ACM Neto é delicado. "A senhora acha justo o seu marido ser abandonado?". "A responsabilidade não é única de Marcos Valério", responde ela. E fala de José Dirceu. Das reuniões do ex-ministro com os bancos Rural e BMG. Cesar Borges é mais duro. "Como uma boa esposa, a senhora assistiu ao depoimento de seu marido à CPI? Até lhe parabenizo por sua confiança em seu marido. Mas sabia que ele estava mentindo?"
 

Renilda se emociona. "Eu estava em depressão. Não saía do quarto. Não tinha o direito de ficar perguntando." Chora. Delcídio suspende a sessão. Renilda corre para o banheiro. Delcídio vai atrás. Heloísa Helena também.
Delcídio volta do banheiro. "Ela agora desabou!" Heloísa Helena sai do banheiro. "Ela está chorando. Quer que acabe tudo logo.
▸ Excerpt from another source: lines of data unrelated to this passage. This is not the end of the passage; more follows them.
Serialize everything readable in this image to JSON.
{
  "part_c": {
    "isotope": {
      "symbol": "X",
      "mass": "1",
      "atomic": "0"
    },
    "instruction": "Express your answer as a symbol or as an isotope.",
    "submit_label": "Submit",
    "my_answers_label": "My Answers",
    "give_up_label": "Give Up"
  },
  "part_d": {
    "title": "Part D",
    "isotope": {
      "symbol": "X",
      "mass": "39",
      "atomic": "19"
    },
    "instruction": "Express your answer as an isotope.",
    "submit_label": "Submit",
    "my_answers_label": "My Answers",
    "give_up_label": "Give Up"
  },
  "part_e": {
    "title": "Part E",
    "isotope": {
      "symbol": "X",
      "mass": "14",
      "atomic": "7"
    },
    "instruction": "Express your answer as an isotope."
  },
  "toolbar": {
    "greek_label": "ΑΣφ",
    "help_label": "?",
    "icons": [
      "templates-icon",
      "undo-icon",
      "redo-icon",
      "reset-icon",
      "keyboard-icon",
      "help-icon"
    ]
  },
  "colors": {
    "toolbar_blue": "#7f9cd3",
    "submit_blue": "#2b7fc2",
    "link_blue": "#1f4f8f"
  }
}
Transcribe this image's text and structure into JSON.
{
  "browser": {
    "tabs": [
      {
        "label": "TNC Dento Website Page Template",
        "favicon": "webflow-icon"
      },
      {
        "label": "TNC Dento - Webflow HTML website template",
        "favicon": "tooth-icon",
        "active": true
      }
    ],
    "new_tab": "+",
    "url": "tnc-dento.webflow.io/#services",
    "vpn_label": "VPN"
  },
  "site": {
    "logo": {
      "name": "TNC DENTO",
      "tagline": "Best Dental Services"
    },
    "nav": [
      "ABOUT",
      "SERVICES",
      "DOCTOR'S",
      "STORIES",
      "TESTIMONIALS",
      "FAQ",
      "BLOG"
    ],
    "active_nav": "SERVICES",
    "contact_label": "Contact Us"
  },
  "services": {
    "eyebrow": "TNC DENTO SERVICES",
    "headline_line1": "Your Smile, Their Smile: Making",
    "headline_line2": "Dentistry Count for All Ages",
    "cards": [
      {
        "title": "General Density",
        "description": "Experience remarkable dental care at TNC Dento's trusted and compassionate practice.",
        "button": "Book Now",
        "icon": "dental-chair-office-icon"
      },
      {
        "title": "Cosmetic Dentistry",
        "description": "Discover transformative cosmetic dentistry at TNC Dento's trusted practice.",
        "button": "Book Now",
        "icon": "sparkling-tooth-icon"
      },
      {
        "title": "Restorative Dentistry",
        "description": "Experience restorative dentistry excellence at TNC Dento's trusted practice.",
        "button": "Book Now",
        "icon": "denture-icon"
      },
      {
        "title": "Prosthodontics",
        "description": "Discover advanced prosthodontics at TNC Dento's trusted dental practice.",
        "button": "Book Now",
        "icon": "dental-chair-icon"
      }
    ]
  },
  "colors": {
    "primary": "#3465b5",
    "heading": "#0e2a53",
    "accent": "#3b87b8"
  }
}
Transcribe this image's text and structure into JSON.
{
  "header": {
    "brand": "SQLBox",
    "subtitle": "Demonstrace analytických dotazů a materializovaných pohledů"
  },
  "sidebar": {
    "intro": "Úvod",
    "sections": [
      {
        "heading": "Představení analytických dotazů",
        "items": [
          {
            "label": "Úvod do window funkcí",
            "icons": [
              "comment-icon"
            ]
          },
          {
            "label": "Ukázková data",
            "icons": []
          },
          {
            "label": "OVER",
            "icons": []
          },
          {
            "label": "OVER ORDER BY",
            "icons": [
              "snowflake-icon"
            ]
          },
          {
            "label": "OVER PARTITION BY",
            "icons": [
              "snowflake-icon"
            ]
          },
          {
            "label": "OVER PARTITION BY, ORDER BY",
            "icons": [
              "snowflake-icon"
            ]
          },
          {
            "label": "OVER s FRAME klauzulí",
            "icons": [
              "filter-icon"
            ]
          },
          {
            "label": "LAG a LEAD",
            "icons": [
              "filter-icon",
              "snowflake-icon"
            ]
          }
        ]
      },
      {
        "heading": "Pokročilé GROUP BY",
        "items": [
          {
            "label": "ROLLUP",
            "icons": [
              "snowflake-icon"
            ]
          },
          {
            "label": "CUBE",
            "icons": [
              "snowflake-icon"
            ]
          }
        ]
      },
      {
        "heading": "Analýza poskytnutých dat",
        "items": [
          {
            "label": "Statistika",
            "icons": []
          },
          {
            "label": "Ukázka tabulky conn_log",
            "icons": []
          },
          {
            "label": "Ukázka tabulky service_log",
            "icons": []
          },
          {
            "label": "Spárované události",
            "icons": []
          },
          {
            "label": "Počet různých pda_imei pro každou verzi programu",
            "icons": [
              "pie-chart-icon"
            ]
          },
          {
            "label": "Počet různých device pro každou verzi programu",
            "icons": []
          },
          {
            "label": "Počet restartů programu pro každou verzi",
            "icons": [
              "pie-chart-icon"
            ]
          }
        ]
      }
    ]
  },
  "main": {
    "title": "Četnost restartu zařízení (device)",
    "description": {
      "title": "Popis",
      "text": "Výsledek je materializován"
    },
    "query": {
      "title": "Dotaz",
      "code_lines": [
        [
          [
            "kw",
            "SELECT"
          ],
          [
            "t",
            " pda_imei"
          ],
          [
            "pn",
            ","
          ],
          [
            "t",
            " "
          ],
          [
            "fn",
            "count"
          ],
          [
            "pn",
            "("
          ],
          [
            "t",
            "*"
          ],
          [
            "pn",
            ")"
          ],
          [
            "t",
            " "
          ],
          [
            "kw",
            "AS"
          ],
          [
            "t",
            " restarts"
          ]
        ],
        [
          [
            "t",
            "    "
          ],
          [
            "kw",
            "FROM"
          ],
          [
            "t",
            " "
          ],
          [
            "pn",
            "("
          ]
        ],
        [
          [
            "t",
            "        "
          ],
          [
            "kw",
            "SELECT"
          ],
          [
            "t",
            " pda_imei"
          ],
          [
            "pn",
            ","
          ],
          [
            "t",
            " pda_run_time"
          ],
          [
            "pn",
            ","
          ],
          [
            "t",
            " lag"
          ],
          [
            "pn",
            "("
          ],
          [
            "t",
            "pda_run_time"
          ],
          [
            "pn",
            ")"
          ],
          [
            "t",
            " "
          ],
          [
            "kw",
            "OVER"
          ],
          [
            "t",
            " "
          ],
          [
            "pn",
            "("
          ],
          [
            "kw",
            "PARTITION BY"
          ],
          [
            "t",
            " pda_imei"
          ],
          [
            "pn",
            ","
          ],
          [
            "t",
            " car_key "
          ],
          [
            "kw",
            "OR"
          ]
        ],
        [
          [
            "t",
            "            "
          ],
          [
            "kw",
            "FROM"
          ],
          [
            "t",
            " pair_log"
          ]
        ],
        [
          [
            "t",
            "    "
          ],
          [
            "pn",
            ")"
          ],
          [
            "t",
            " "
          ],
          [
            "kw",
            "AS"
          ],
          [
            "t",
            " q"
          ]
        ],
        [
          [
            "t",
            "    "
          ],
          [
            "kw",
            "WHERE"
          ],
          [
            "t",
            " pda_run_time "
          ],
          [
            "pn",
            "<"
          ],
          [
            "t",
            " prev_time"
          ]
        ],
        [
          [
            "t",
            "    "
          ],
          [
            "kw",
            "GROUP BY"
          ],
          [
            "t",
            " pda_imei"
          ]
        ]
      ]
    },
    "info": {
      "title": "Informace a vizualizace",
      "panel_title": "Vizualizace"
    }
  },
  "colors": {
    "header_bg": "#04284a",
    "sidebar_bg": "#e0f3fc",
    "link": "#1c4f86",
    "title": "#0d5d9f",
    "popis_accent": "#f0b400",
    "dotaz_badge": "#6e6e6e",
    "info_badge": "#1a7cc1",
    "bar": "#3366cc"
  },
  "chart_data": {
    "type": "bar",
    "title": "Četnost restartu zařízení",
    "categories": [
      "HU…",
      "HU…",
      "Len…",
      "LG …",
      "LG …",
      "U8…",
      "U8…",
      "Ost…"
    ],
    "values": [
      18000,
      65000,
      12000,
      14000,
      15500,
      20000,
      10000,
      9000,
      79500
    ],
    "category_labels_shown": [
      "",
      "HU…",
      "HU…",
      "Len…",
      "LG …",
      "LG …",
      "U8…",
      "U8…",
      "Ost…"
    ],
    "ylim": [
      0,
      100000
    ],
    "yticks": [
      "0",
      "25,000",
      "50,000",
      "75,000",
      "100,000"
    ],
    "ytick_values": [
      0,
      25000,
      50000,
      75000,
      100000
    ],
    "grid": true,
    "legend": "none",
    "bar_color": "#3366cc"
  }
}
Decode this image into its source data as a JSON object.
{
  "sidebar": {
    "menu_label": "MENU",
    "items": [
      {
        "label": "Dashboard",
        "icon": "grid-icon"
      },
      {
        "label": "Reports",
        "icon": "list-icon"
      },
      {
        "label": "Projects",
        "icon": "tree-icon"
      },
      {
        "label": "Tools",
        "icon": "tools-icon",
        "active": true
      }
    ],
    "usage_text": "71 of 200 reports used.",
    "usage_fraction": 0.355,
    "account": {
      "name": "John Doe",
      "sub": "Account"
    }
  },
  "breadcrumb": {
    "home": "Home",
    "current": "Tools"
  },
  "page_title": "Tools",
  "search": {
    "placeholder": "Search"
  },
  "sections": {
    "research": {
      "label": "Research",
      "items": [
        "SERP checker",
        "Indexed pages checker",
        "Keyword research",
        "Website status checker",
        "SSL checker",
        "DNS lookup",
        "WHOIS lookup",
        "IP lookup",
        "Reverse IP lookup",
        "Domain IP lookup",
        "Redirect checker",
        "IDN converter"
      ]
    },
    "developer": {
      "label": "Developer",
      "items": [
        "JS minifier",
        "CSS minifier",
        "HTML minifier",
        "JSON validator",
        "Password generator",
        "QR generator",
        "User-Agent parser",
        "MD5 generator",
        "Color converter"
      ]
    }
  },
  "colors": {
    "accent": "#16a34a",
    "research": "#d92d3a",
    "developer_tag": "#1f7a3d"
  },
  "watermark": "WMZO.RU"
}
E quer que os outros responsáveis também paguem. Ela é mãe, né? Ele vai pagar sozinho? Ela sabe que ele estava chafurdando com outros no inferno."
 

Recomeça o depoimento. Ney Suassuna pergunta se ela está pronta para o caso de o marido ser preso. "Estou. E rezo todos os dias para isso não acontecer." Murilo Zauith pergunta se, depois do escândalo, não houve "brigas" em casa. Sim. Sobre o futuro: "Temos que ver o que vai sobrar das empresas. E da Renilda. E do Marcos Valério. Para então juntar e começar tudo outra vez."